Cuando vio al inspector Hackett llegar al salón se dio cuenta de que había elegido el peor sitio para reunirse con él. El detective se acababa de parar nada más pasar las puertas cristaleras y examinaba el salón con un aire de vaga desesperación, sujetando con evidente nerviosismo el ajado sombrero flexible contra el pecho. Llevaba un abrigo llamativo, más bien una chaqueta larga, negra y reluciente, con muletillas en los botones y hombreras y unas solapas de casi quince centímetros de ancho con esquinas puntiagudas. Quirke se puso medio en pie y agitó el periódico, y Hackett lo vio con manifiesto alivio antes de avanzar hacia él atravesando el salón entre las mesas. No se estrecharon la mano.

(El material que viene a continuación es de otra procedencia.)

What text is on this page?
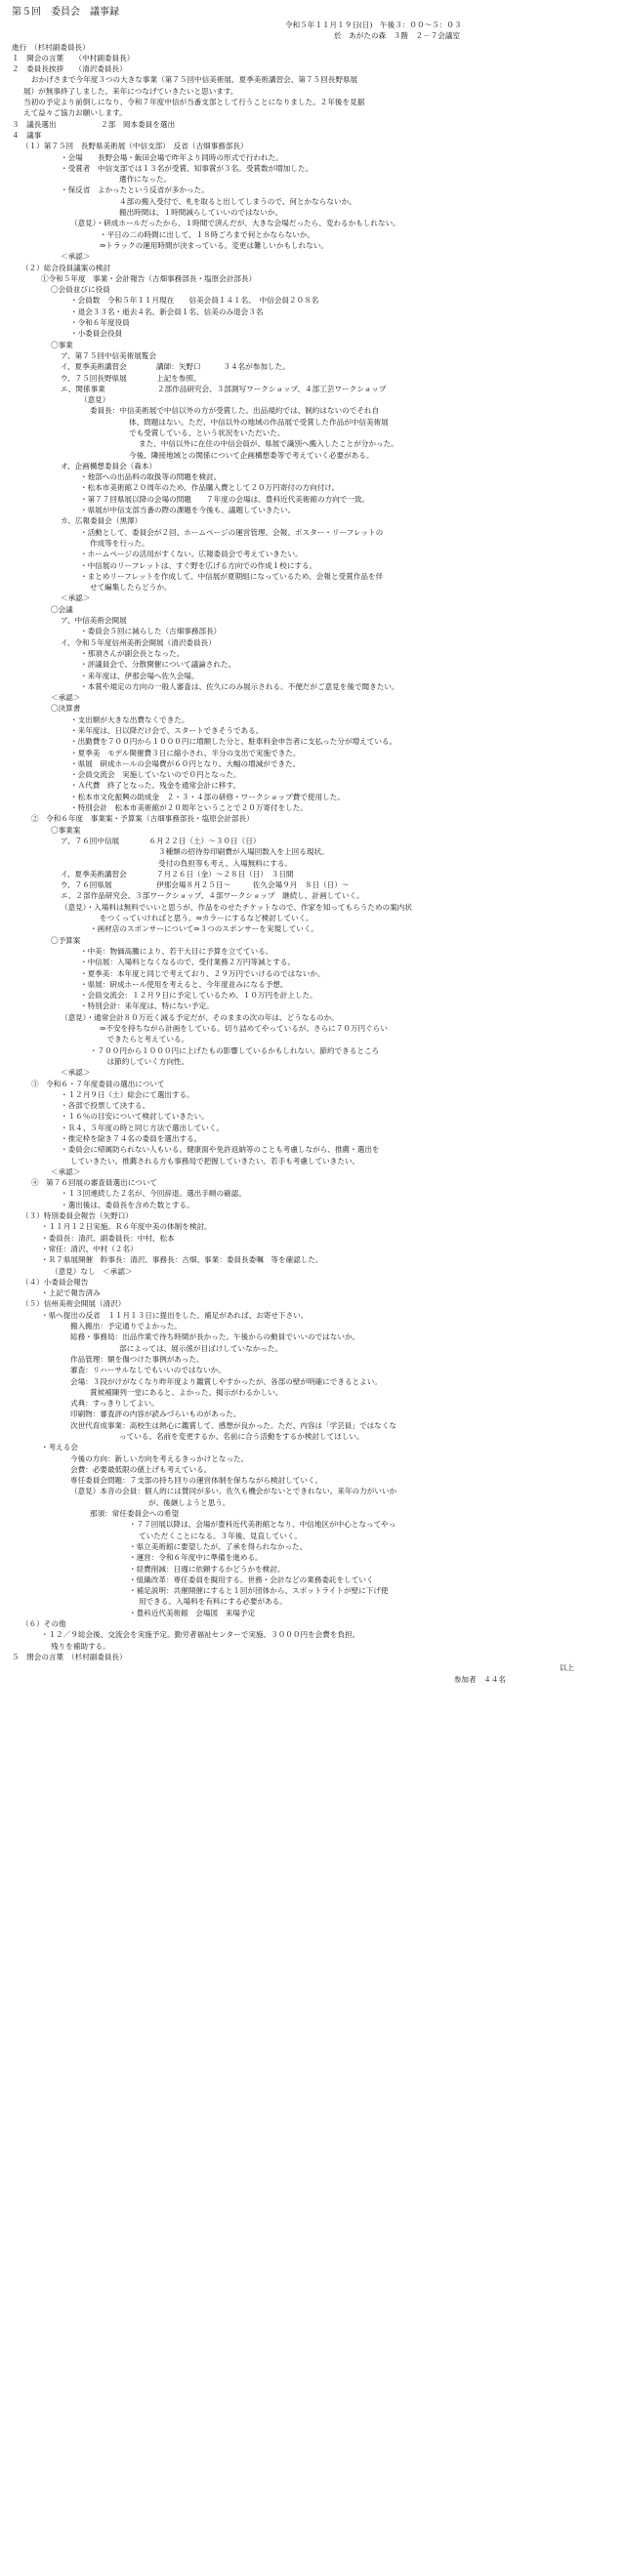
第５回　委員会　議事録
令和５年１１月１９日(日)　午後３：００〜５：０３
於　あがたの森　３階　２－７会議室
進行　（杉村副委員長）
１　開会の言葉　　（中村副委員長）
２　委員長挨拶　　（清沢委員長）
おかげさまで今年度３つの大きな事業（第７５回中信美術展、夏季美術講習会、第７５回長野県展
展）が無事終了しました。来年につなげていきたいと思います。
当初の予定より前倒しになり、令和７年度中信が当番支部として行うことになりました。２年後を見据
えて益々ご協力お願いします。
３　議長選出　　　　　　２部　岡本委員を選出
４　議事
（１）第７５回　長野県美術展（中信支部）　反省（古畑事務部長）
・会場　　長野会場・飯田会場で昨年より同時の形式で行われた。
・受賞者　中信支部では１３名が受賞、知事賞が３名。受賞数が増加した。
遺作になった。
・保反省　よかったという反省が多かった。
４部の搬入受付で、札を取ると出してしまうので、何とかならないか。
搬出時間は、１時間減らしていいのではないか。
（意見）・研成ホールだったから、１時間で済んだが、大きな会場だったら、変わるかもしれない。
・平日の二の時間に出して、１８時ごろまで何とかならないか。
⇒トラックの運用時間が決まっている。変更は難しいかもしれない。
＜承認＞
（２）総合役員議案の検討
①令和５年度　事業・会計報告（古畑事務部長・塩原会計部長）
〇会員並びに役員
・会員数　令和５年１１月現在　　信美会員１４１名、　中信会員２０８名
・退会３３名・逝去４名、新会員１名、信美のみ退会３名
・令和６年度役員
・小委員会役員
〇事業
ア、第７５回中信美術展覧会
イ、夏季美術講習会　　　　講師：矢野口　　　３４名が参加した。
ウ、７５回長野県展　　　　上記を参照。
エ、関係事業　　　　　　　２部作品研究会、３部測写ワークショップ、４部工芸ワークショップ
（意見）
委員長：中信美術展で中信以外の方が受賞した。出品規約では、制約はないのでそれ自
体、問題はない。ただ、中信以外の地域の作品展で受賞した作品が中信美術展
でも受賞している、という状況をいただいた。
また、中信以外に在住の中信会員が、県展で識別へ搬入したことが分かった。
今後、隣接地域との関係について企画構想委等で考えていく必要がある。
オ、企画構想委員会（森本）
・他部への出品料の取扱等の問題を検討。
・松本市美術館２０周年のため、作品購入費として２０万円寄付の方向付け。
・第７７回県展以降の会場の問題　　７年度の会場は、豊科近代美術館の方向で一致。
・県展が中信支部当番の際の課題を今後も、議題していきたい。
カ、広報委員会（黒澤）
・活動として、委員会が２回、ホームページの運営管理、会報、ポスター・リーフレットの
作成等を行った。
・ホームページの活用がすくない。広報委員会で考えていきたい。
・中信展のリーフレットは、すぐ野を広げる方向での作成１校にする。
・まとめリーフレットを作成して、中信展が夏期組になっているため、会報と受賞作品を伴
せて編集したらどうか。
＜承認＞
〇会議
ア、中信美術会開展
・委員会５回に減らした（古畑事務部長）
イ、令和５年度信州美術会開展（清沢委員長）
・那須さんが副会長となった。
・評議員会で、分散開催について議論された。
・来年度は、伊那会場へ佐久会場。
・本賞や規定の方向の一般人審査は、佐久にのみ展示される。不便だがご意見を後で聞きたい。
＜承認＞
〇決算書
・支出額が大きな出費なくできた。
・来年度は、日以降だけ会で、スタートできそうである。
・出勤費を７００円から１０００円に増額した分と、駐車料金申告者に支払った分が増えている。
・夏季美　モデル開催費３日に縮小され、半分の支出で実施できた。
・県展　研成ホールの会場費が６０円となり、大幅の増減ができた。
・会員交流会　実施していないので０円となった。
・Ａ代費　終了となった。残金を通常会計に移す。
・松本市文化振興の助成金　２・３・４部の研修・ワークショップ費で使用した。
・特別会計　松本市美術館が２０周年ということで２０万寄付をした。
②　令和６年度　事業案・予算案（古畑事務部長・塩原会計部長）
〇事業案
ア、７６回中信展　　　　６月２２日（土）〜３０日（日）
３種類の招待券印刷費が入場回数入を上回る現状。
受付の負担等も考え、入場無料にする。
イ、夏季美術講習会　　　　７月２６日（金）〜２８日（日）　３日間
ウ、７６回県展　　　　　　伊那会場８月２５日〜　　　佐久会場９月　８日（日）〜
エ、２部作品研究会、３部ワークショップ、４部ワークショップ　継続し、計画していく。
（意見）・入場料は無料でいいと思うが、作品をのせたチケットなので、作家を知ってもらうための案内状
をつくっていければと思う。⇒カラーにするなど検討していく。
・画材店のスポンサーについて⇒３つのスポンサーを実現していく。
〇予算案
・中美：物価高騰により、若干大目に予算を立てている。
・中信展：入場料となくなるので、受付業務２万円等減とする。
・夏季美：本年度と同じで考えており、２９万円でいけるのではないか。
・県展：研成ホール使用を考えると、今年度並みになる予想。
・会員交流会：１２月９日に予定しているため、１０万円を計上した。
・特別会計：来年度は、特にない予定。
（意見）・通常会計８０万近く減る予定だが、そのままの次の年は、どうなるのか。
⇒不安を持ちながら計画をしている。切り詰めてやっているが、さらに７０万円ぐらい
　できたらと考えている。
・７００円から１０００円に上げたもの影響しているかもしれない。節約できるところ
　は節約していく方向性。
＜承認＞
③　令和６・７年度委員の選出について
・１２月９日（土）総会にて選出する。
・各部で投票して決する。
・１６％の目安について検討していきたい。
・Ｒ４、５年度の時と同じ方法で選出していく。
・推定枠を除き７４名の委員を選出する。
・委員会に帰属防られない人もいる。健康面や免許返納等のことも考慮しながら、推薦・選出を
していきたい。推薦される方も事務局で把握していきたい。若手も考慮していきたい。
＜承認＞
④　第７６回展の審査員選出について
・１３回連続した２名が、今回辞退。選出手順の確認。
・選出後は、委員長を含めた数とする。
（３）特別委員会報告（矢野口）
・１１月１２日実施。Ｒ６年度中美の体制を検討。
・委員長：清沢、副委員長：中村、松本
・常任：清沢、中村（２名）
・Ｒ７県展開催　幹事長：清沢、事務長：古畑、事業：委員長委嘱　等を確認した。
（意見）なし　＜承認＞
（４）小委員会報告
・上記で報告済み
（５）信州美術会開展（清沢）
・県へ提出の反省　１１月１３日に提出をした。補足があれば、お寄せ下さい。
搬入搬出：予定通りでよかった。
総務・事務局：出品作業で待ち時間が長かった。午後からの動員でいいのではないか。
部によっては、展示係が目ばけしていなかった。
作品管理：額を傷つけた事例があった。
審査：リハーサルなしでもいいのではないか。
会場：３段がけがなくなり昨年度より鑑賞しやすかったが、各部の壁が明確にできるとよい。
賞候補陳列一堂にあると、よかった。掲示がわるかしい。
式典：すっきりしてよい。
印刷物：審査評の内容が読みづらいものがあった。
次世代育成事業：高校生は熱心に鑑賞して、感想が良かった。ただ、内容は「学芸員」ではなくな
っている。名前を変更するか、名前に合う活動をするか検討してほしい。
・考える会
今後の方向：新しい方向を考えるきっかけとなった。
会費：必要最低限の値上げも考えている。
専任委員会問題：７支部の持ち回りの運営体制を保ちながら検討していく。
（意見）本音の会員：個人的には賛同が多い。佐久も機会がないとできれない。来年の力がいいか
が、後継しようと思う。
那須：常任委員会への希望
・７７回展以降は、会場が豊科近代美術館となり、中信地区が中心となってやっ
ていただくことになる。３年後、見直していく。
・県立美術館に要望したが、了承を得られなかった。
・運営：令和６年度中に準備を進める。
・経費削減：日週に依頼するかどうかを検討。
・組織改革：専任委員を擬用する。世務・会計などの業務委託をしていく
・補足説明：共催開催にすると１回が団体から、スポットライトが壁に下げ使
用できる。入場料を有料にする必要がある。
・豊科近代美術館　会場図　来場予定
（６）その他
・１２／９総会後、交流会を実施予定。勤労者福祉センターで実施、３０００円を会費を負担。
残りを補助する。
５　閉会の言葉　（杉村副委員長）
以上
参加者　４４名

—Doctor Quirke, buenos días.
—¿Qué tal estamos, inspector?
—Como nunca.
—Ojalá pudiera yo decir lo mismo.
Tomaron asiento. Hackett dejó el sombrero en el suelo, bajo la silla; no se había quitado el curioso gabán, que visto de cerca era aún más extraordinario, pues estaba hecho de un tejido sintético, parecido al cuero, y emitía crujidos y chirridos con cada uno de sus movimientos. Quirke hizo una señal a la camarera y pidió té para los dos. El detective pareció más cómodo, y se sentó con las rodillas separadas y las manos afianzadas en los muslos, contemplando a Quirke a su manera, a un tiempo familiar, cordial incluso, y penetrante. Los dos se conocían desde hacía mucho.
—¿Ha estado fuera, doctor?
Quirke sonrió y se encogió de hombros.
—Más o menos.
—¿Es que no se encontraba bien?
—He estado en San Juan de la Cruz desde la Navidad.
—Ah. Tengo entendido que es un sitio duro.
—La verdad es que no. Mejor dicho, no es el sitio lo que resulta duro.
—Y ahora ya ha salido.
—Ya he salido.
La camarera les llevó el té. Hackett la miró dubitativo mientras colocaba las teteras plateadas, las tazas de porcelana color hueso, los platillos de pan y mantequilla y una fuente ornamental de pastas.
—Caramba, vaya festín —dijo. Se puso en pie y se esforzó para quitarse la chaqueta; cuando la camarera hizo el ademán de ayudarle se resistió de modo instintivo, envolviéndose en ella, pero pareció pensarlo mejor y se rindió a la evidencia, poniéndosele la frente colorada—. Es la de casa la que me obliga a llevarla —dijo sentándose de nuevo y sin mirar a Quirke—. El hijo la mandó de regalo por Navidad. Anda ahora por Nueva York, haciendo fortuna entre los yanquis —tomó el colador plateado del té y lo sostuvo con cautela entre el índice y el pulgar, inspeccionándolo—. Pero… en nombre de Dios —murmuró—, ¿para qué es esta pinza?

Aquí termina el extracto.